Portanto, isto é o que eles chamam de ‘afunilamento regular’, apenas interrropendo o seu medicamento na dose mais baixa disponível para venlafaxina e paroxetina e depois ver o que acontece, e em seguida comparar isso com afilamento personalizado.

O problema é que eles provavelmente terão problemas com esse design. Esta semana, houve um artigo na JAMA, e este foi sobre opiáceos, e eles estavam realmente descrevendo o fato de que é impossível, provavelmente, fazer um ensaio aleatório de afilamento. Por quê? Por questões éticas, porque o resultado do julgamento não é que você traga algo bom, como tentar curar seu câncer, mas sim evitar algo ruim. Então, se a condição de controle é que você deixe a coisa ruim acontecer e então você vê se menos dessa coisa ruim acontece se você fizer algo menos ruim, isso é completamente antiético.

E o interessante é que os americanos, é claro, estão muito mais interessados nestas questões éticas, porque a ética é uma questão muito mais litigiosa lá. Enquanto na Holanda, e eu também já vi pessoas escrevendo sobre isso no Reino Unido, a abordagem é “vamos ver quem mais deixa a medicação se você fizer isso ou aquilo“. Isto simplesmente não é possível, eticamente.

Portanto, o único ensaio aleatório controlado razoável que se poderia empreender é comparar a afunilação personalizada com uma tira afilada e comparar isso em um ensaio aleatório controlado com uma forma personalizada de afunilação líquida. Assim, os dois grupos são ambos personalizados, mas um com forma líquida e outro com tiras afiiladas.
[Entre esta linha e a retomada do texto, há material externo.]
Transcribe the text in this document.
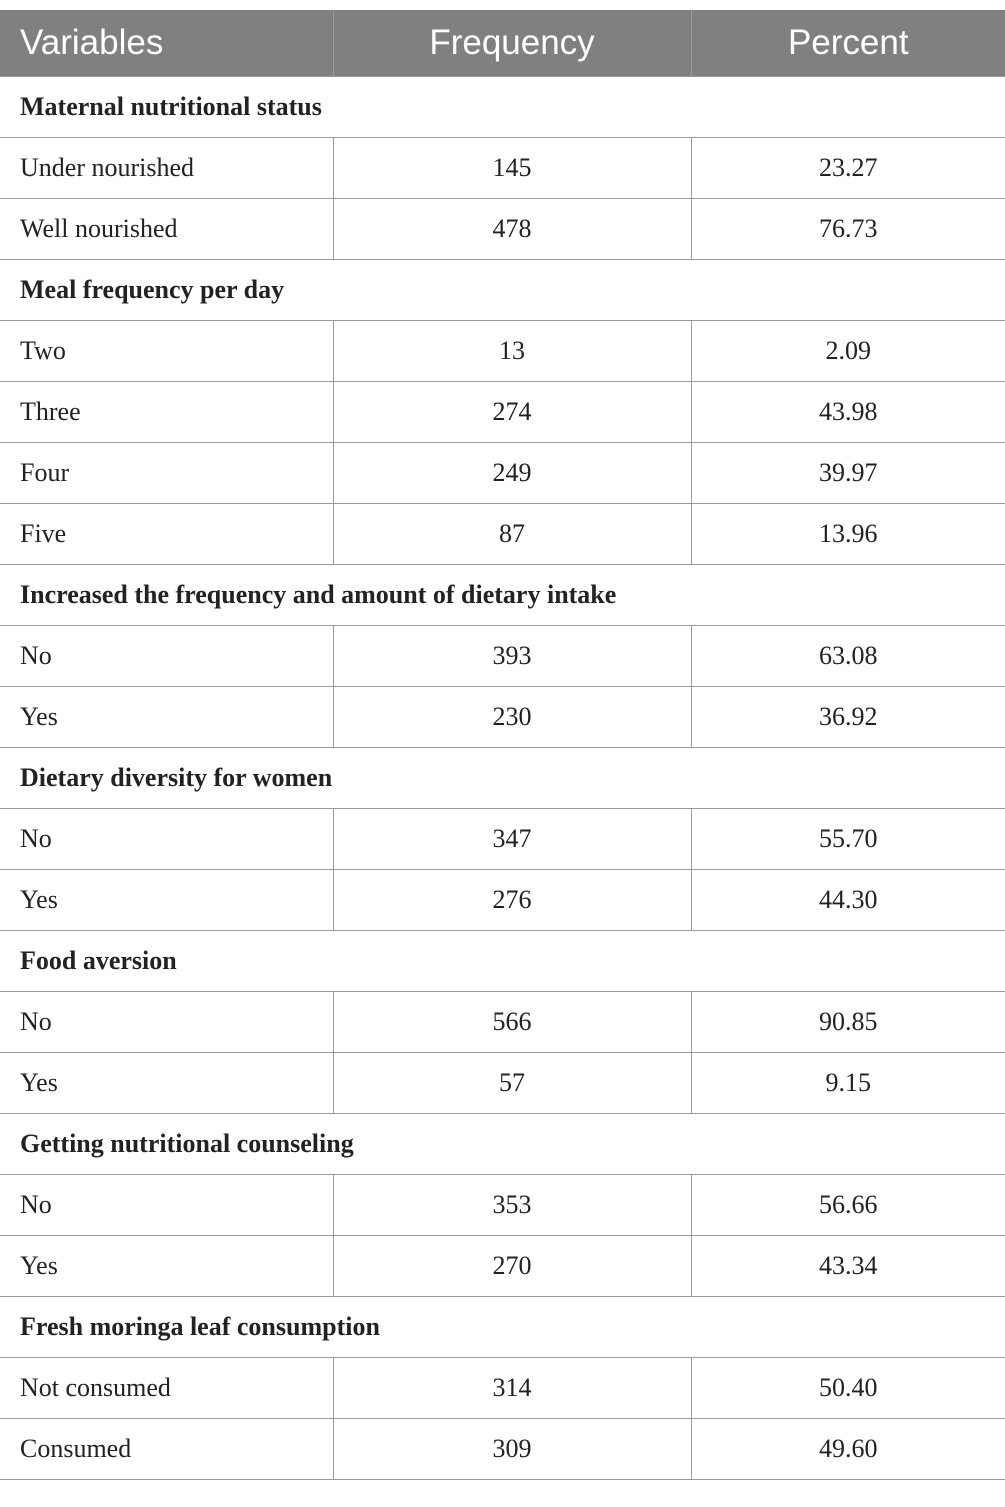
Variables	Frequency	Percent
Maternal nutritional status		
Under nourished	145	23.27
Well nourished	478	76.73
Meal frequency per day		
Two	13	2.09
Three	274	43.98
Four	249	39.97
Five	87	13.96
Increased the frequency and amount of dietary intake		
No	393	63.08
Yes	230	36.92
Dietary diversity for women		
No	347	55.70
Yes	276	44.30
Food aversion		
No	566	90.85
Yes	57	9.15
Getting nutritional counseling		
No	353	56.66
Yes	270	43.34
Fresh moringa leaf consumption		
Not consumed	314	50.40
Consumed	309	49.60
Isso seria uma prova razoável. A única coisa é que o comitê de ética poderia dizer “você será capaz de mostrar que estas formas líquidas podem ser dosadas precisamente?“, e a resposta é que não podemos, porque é por isso que o documento de consenso sobre a afunilação na Holanda na verdade não permite a afunilação de líquidos. Eles o desaconselham porque dizem que é muito confuso e você não pode garantir que as pequenas doses destas gotículas sejam realmente as que você deve tomar.

Portanto, eticamente, acho que isso também seria difícil; e então o terceiro argumento é simplesmente, cientificamente: há muito tempo se sabe que estudos e ensaios observacionais adequados produzem os mesmos resultados que os ensaios controlados aleatórios e a vantagem dos estudos observacionais é que, naturalmente, as populações são muito mais representativas do que nos ensaios controlados aleatoriamente.
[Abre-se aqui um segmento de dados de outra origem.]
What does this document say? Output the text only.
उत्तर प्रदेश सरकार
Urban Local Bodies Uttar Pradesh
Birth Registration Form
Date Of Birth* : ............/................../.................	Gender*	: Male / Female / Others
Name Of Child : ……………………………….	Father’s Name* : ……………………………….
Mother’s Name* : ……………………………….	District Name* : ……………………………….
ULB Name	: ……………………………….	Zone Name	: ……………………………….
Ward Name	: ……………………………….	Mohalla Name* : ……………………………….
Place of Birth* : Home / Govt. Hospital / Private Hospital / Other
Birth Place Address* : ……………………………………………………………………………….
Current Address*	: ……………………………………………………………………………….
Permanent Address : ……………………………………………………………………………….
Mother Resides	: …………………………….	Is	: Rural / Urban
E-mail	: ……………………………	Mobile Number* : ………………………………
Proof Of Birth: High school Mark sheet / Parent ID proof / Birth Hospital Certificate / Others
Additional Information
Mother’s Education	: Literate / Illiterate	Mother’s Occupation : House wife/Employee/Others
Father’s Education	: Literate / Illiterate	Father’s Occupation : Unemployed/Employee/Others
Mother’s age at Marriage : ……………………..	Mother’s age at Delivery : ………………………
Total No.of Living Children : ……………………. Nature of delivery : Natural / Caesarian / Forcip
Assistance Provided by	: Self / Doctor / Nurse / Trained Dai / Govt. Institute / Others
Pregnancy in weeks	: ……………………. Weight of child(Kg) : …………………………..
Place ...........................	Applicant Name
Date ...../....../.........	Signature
Há muito mais problemas sobre os quais eu poderia continuar. Não creio que um ensaio clínico seja conduzido como o que eles propõem aqui na Holanda. Simplesmente não é possível, eticamente.
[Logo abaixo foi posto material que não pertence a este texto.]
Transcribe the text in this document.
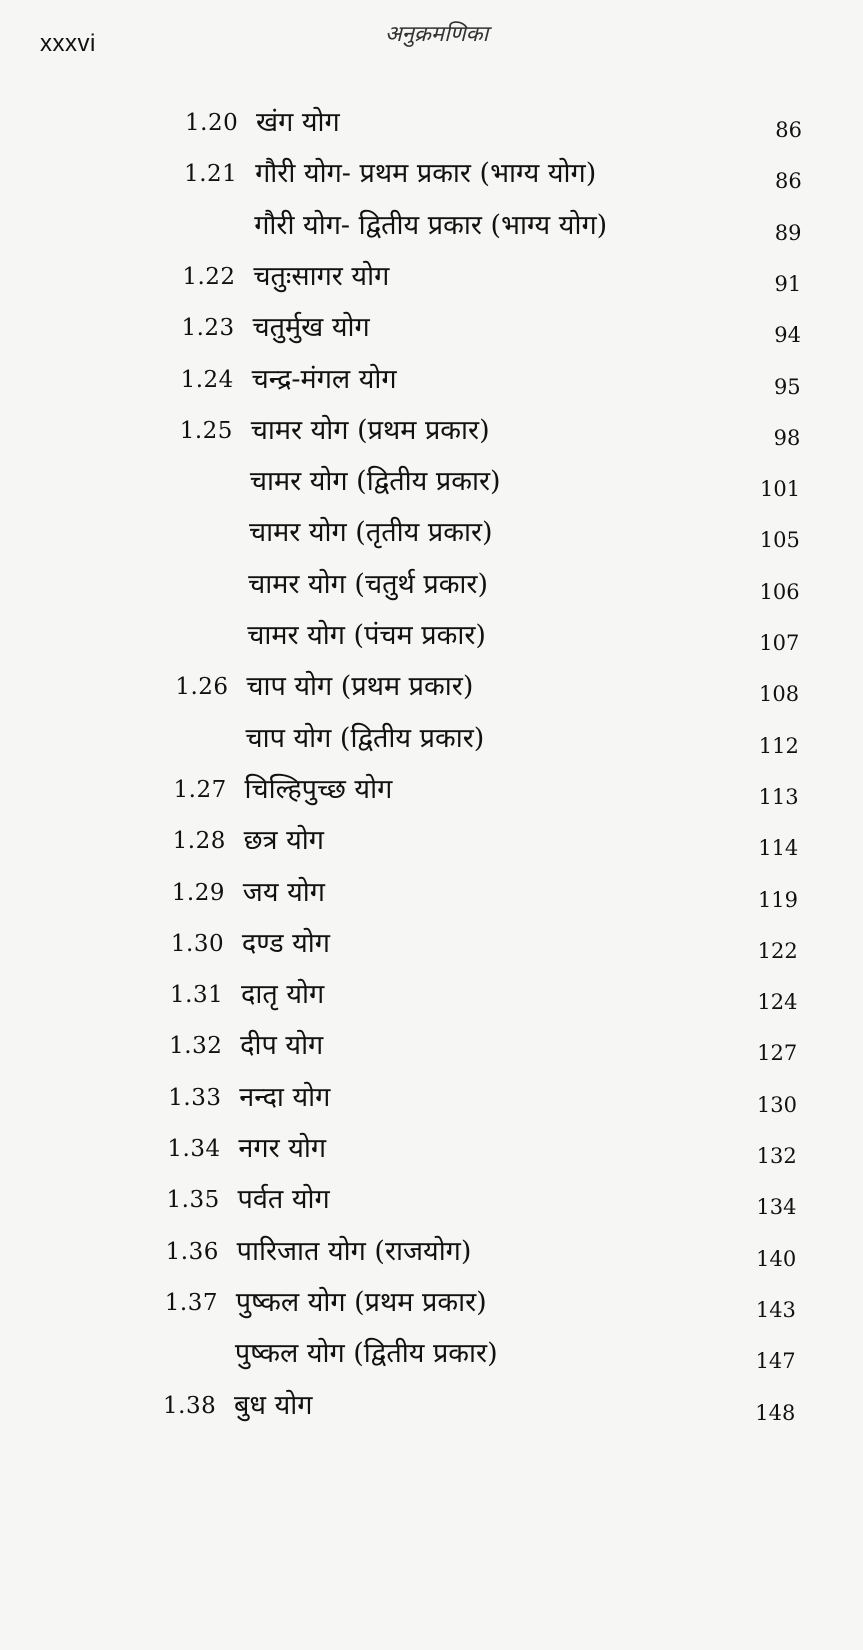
xxxvi	अनुक्रमणिका
1.20 खंग योग	86
1.21 गौरी योग- प्रथम प्रकार (भाग्य योग)	86
गौरी योग- द्वितीय प्रकार (भाग्य योग)	89
1.22 चतुःसागर योग	91
1.23 चतुर्मुख योग	94
1.24 चन्द्र-मंगल योग	95
1.25 चामर योग (प्रथम प्रकार)	98
चामर योग (द्वितीय प्रकार)	101
चामर योग (तृतीय प्रकार)	105
चामर योग (चतुर्थ प्रकार)	106
चामर योग (पंचम प्रकार)	107
1.26 चाप योग (प्रथम प्रकार)	108
चाप योग (द्वितीय प्रकार)	112
1.27 चिल्हिपुच्छ योग	113
1.28 छत्र योग	114
1.29 जय योग	119
1.30 दण्ड योग	122
1.31 दातृ योग	124
1.32 दीप योग	127
1.33 नन्दा योग	130
1.34 नगर योग	132
1.35 पर्वत योग	134
1.36 पारिजात योग (राजयोग)	140
1.37 पुष्कल योग (प्रथम प्रकार)	143
पुष्कल योग (द्वितीय प्रकार)	147
1.38 बुध योग	148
Groot: Pensamos que a afunilação deve ser personalizada e que devemos tentar evitar um tamanho único que se ajuste a todas as recomendações e diretrizes, mas isso é o que está acontecendo atualmente. Mas, é claro, o que funciona para um paciente não irá funcionar automaticamente para outro paciente.

Como eu disse anteriormente, não há atualmente nenhuma maneira adequada para um prescritor prever isto de forma confiável. Portanto, é muito importante auto-monitorar, afunilando e agindo com base nisto durante o afunilamento. Para que o afunilamento seja o melhor possível.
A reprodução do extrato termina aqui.